Повесть о безымянном духе и черной матушке - страница 15



Слушал меня ангел, в задумчивости опершись на свой меч. И сияла луна в небесах моего Лимба. Тиха и нежна была ночь смерти. Дребезжали кузнечики в никогда не кошенных травах. И слова мои парили над долиной, как огромные летучие мыши, крылья свои раскинули от горизонта к горизонту. Волчица подвывала в перелеске.

Ты спрашиваешь, кто я, белый ангел с огненным мечом? Я – запустевшее слово, смысл которого вспорхнул и пропал в поднебесье. Я – ни к кому не обращенное слово. Тяжелы его основы, словно камни разбросаны по моей долине. Эти камни, как барашки с подмаранным мехом. А я пасу свое стадо. Темная, невыраженная жизнь теплится в каждом из них. Слово мое, как раковинка, всегда обращено внутрь себя, не растрачивает свою силу, а только ее копит – ведь нет выхода из моей долины, все пути ведут вспять. Есть только узкие из нее воротца – ранки на ладонях ангела.

Только копит, только вбирает моя долина, ничего не выпускает наружу. Она исполнится силой и поворотит время вспять. В нее, как в чашу, стекут все сновидения мира. А сны и есть жизнь. Стекут они в мой Лимб, и останется в мире только жесткий остаток привычки.

Тут начала иссякать пятая глава. Лишь несколько капель осталось на донце.

Ты спрашиваешь, ангел: кто я? Я не кто, а что. “Кто”– это те, что в жизни. А я – “что”. Я – неторопливое, неразболтанное слово. Я – истинная тайна, шепот в себя, я слово, вывернутое наизнанку. Я то, что замуровано в слово, повернутое к вам своими ничего не значащими задворками. Вот и угадай, кто я.

И сияла в небесах царица ночи, владычица снов, начертанная рукой ангела на потолочной балке моего Лимба.

Тут иссякла пятая глава. Началась шестая.


Глава 6


Ощутил я тайну своей долины, где течет единый год, и все никак не кончится, где неделимо пространство. Почувствовал я исходящий от здешней почвы дух тайны, и сердце мое потеплело.

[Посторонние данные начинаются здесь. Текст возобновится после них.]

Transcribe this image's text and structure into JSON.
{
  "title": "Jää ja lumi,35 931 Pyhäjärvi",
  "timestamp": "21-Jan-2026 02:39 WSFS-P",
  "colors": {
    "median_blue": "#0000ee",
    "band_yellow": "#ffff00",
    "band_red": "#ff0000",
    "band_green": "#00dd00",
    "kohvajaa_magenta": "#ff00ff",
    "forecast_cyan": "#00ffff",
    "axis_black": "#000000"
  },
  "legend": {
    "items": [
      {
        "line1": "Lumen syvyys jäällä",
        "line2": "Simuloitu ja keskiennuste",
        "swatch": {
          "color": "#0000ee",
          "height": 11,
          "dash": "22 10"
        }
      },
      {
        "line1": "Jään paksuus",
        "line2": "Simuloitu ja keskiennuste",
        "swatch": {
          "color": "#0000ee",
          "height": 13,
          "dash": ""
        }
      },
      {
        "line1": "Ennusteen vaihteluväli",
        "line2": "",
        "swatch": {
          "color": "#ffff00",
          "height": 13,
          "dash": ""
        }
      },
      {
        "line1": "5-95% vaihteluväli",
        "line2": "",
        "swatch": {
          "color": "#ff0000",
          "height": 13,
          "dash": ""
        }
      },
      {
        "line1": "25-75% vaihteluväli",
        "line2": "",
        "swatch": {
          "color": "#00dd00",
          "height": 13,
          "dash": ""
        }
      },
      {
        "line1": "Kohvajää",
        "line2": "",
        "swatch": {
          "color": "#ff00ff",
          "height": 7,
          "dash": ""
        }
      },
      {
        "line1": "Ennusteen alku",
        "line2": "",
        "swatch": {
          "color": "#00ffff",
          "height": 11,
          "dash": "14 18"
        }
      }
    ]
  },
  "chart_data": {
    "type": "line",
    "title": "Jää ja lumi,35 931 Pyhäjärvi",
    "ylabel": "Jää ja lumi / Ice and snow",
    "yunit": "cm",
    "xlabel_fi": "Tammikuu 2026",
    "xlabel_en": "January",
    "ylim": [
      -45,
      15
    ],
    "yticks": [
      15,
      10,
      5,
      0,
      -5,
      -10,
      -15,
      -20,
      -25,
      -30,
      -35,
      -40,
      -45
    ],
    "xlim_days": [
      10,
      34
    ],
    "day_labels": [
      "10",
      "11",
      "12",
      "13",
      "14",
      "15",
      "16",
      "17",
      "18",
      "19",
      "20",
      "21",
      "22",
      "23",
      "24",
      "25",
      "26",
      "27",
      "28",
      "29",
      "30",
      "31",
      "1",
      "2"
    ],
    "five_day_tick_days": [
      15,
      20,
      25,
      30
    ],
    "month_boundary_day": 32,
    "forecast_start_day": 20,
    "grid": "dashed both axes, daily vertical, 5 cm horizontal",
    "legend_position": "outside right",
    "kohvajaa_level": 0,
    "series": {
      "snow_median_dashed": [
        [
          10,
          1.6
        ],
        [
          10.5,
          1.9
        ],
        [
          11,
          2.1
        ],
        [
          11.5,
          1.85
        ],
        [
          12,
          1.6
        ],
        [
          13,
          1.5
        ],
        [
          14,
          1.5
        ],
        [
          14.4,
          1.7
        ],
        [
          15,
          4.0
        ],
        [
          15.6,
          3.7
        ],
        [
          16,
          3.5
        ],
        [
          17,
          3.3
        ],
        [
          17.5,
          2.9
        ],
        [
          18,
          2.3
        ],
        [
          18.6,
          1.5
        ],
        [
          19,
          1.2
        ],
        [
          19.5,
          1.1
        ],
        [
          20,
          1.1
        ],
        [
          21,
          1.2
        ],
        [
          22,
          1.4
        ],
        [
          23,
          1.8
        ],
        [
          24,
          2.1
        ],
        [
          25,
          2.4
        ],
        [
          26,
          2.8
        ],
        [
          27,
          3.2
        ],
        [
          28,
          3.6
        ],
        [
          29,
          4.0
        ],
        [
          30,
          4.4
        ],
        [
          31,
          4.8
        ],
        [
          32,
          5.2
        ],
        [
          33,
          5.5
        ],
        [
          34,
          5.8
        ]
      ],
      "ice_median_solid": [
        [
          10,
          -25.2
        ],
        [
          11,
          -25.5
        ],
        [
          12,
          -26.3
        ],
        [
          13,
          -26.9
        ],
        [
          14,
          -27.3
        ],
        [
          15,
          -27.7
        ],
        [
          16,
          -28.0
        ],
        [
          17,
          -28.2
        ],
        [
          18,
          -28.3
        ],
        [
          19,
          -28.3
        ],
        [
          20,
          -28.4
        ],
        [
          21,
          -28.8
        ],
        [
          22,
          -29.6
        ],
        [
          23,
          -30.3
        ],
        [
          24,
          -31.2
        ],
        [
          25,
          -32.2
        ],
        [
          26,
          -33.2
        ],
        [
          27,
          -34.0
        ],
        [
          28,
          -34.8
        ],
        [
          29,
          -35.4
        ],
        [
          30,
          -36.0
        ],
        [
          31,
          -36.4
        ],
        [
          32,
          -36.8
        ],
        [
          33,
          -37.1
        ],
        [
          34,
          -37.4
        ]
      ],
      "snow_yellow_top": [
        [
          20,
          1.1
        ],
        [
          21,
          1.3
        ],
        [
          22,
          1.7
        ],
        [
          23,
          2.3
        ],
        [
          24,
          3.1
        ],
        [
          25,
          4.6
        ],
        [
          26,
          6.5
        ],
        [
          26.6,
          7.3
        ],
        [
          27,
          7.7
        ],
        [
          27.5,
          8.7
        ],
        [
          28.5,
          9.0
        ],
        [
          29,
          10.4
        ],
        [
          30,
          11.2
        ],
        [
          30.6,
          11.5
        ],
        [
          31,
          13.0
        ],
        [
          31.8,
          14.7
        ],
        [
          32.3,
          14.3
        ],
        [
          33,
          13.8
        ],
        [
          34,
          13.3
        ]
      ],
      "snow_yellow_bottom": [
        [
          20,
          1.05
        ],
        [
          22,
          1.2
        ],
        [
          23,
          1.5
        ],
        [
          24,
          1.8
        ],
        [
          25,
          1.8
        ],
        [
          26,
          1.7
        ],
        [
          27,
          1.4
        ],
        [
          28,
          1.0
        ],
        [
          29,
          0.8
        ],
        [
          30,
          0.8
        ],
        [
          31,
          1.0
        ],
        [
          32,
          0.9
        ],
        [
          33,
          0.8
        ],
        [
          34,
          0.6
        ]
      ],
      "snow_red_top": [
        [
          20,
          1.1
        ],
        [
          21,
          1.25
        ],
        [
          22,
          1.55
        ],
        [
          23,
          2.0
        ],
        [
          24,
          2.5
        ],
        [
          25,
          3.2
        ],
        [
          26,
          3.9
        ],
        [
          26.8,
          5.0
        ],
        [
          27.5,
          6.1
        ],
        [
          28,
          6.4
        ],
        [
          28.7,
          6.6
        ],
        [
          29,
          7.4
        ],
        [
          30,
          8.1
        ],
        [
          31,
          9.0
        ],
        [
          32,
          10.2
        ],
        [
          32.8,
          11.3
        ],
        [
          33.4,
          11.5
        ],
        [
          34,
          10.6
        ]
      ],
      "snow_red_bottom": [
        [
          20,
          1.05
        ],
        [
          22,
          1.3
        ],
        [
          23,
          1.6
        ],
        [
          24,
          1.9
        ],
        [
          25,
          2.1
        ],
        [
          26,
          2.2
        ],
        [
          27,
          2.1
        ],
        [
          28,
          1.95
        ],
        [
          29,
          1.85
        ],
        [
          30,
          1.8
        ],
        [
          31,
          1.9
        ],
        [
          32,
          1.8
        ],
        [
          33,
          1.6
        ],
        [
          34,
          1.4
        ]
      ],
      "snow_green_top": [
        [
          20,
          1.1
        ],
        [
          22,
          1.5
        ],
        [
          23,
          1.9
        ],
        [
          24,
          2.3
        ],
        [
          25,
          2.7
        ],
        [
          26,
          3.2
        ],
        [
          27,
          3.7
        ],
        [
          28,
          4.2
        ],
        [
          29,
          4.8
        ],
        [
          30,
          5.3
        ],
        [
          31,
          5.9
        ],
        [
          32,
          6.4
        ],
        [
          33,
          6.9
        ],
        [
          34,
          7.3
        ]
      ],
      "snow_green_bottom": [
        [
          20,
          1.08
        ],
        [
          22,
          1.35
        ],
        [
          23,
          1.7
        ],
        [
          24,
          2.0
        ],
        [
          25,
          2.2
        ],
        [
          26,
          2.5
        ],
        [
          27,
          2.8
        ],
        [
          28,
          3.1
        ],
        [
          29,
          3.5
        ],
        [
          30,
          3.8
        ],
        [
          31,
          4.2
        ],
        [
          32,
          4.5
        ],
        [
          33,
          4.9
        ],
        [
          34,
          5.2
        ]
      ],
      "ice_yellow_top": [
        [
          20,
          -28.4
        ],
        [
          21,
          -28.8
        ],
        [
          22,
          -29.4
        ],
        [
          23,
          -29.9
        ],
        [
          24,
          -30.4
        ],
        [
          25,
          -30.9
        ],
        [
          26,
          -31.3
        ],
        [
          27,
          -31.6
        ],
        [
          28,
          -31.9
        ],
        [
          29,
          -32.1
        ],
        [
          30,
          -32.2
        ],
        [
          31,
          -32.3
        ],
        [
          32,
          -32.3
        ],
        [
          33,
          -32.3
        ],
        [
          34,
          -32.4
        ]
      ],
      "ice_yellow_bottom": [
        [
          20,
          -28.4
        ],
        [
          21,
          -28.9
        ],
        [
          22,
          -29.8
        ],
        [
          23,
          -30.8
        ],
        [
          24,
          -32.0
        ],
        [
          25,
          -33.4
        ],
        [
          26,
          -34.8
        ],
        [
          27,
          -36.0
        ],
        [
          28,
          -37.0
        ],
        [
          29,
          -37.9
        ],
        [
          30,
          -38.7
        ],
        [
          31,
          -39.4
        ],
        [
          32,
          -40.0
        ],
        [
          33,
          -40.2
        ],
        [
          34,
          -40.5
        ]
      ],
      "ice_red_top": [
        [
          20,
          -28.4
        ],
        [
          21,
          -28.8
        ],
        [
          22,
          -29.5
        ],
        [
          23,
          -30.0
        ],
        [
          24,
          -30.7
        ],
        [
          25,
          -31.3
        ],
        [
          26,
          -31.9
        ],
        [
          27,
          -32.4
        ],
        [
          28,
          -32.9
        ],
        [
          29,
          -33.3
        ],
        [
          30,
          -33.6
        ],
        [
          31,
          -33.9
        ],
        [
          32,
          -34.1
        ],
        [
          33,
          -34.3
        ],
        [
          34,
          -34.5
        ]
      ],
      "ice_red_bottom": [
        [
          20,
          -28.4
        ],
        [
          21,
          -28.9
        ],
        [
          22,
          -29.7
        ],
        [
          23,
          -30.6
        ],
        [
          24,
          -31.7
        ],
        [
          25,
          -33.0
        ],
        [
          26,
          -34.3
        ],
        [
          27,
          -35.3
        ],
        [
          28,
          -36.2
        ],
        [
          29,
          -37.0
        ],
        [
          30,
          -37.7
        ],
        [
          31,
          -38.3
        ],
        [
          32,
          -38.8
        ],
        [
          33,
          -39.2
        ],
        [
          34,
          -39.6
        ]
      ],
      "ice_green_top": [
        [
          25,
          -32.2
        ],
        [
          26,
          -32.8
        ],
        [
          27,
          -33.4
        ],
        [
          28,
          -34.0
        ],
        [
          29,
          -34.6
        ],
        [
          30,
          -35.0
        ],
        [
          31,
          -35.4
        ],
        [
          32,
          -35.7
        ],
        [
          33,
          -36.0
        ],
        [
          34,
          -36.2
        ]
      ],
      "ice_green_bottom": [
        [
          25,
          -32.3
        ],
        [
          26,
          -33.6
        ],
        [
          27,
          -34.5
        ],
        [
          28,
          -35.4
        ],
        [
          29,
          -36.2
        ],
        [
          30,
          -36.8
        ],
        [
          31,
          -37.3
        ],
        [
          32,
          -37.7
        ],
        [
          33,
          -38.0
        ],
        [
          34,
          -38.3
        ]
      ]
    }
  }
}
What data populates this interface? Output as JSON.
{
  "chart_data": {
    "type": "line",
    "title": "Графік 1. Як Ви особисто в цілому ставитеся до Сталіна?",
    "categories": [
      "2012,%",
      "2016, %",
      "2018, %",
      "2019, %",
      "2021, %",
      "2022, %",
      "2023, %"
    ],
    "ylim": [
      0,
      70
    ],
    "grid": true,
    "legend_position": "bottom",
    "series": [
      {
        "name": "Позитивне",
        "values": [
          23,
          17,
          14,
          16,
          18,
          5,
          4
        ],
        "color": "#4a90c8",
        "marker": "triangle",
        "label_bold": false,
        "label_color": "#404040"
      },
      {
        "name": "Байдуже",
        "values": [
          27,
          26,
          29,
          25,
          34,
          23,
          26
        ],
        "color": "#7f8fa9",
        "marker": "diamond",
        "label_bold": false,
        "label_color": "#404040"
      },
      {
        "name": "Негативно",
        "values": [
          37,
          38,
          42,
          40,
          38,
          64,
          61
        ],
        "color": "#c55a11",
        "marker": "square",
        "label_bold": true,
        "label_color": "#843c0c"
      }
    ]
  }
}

То была тайна – не жизненная тягостная путаница, а сладкая жуть. Ее источал здесь каждый кустик, каждое деревце того хмурого леска. К такой жути приникают люди Земли в раннем детстве, мне же, заброшенному в смерть, она принадлежит вся и всегда.

Не с чем мне тут играть, нечем упиться. Разве что моей томной, сладостной тайной. Нет надо мной небес, которые все приемлют, готовых вобрать все излишнее. Где-то там, в самой вышине, за хрустальной синью затаилось милосердие. Нет в моем Лимбе выси. Там, в жизни – вышина, пространство тайны. Здесь надо мной тоже твердь, но унылая и жесткая, как захарканный потолок сортира. Тайне здесь некуда взлететь и негде укрыться. Она клокочет, как бурные воды, в моем Лимбе, доходя до губ.

Все здесь обращено внутрь, ибо не к кому, не к чему обратиться. И нижней бездны тут тоже нет, нет здесь ада. Ни мук здесь нет, ни милосердия.

Снова стал кипарисом белый ангел. А из леса вылетел ворон, черный, как ночь, и уселся к нему на макушку. Сидит черный ворон на верхушке белого кипариса и разговаривает с тучами.

А ко мне подползла на брюхе старая волчица, начала мне руки лизать своим шершавым языком. До крови излизала.

И увидел я в небесах видение. Протянулось из конца в конец ожерелье из жемчужных бусинок. А нитка его – Млечный путь. Порвалась непрочная ниточка, раскатились бусинки по всему небу. А среди бусинок светлых, одна черная. Это и есть мой Лимбус. А в ней – я сам, всегда обращенный в себя. Слилась та бусинка с темнотой небес, в небесах затаилась, как неблещущая звезда.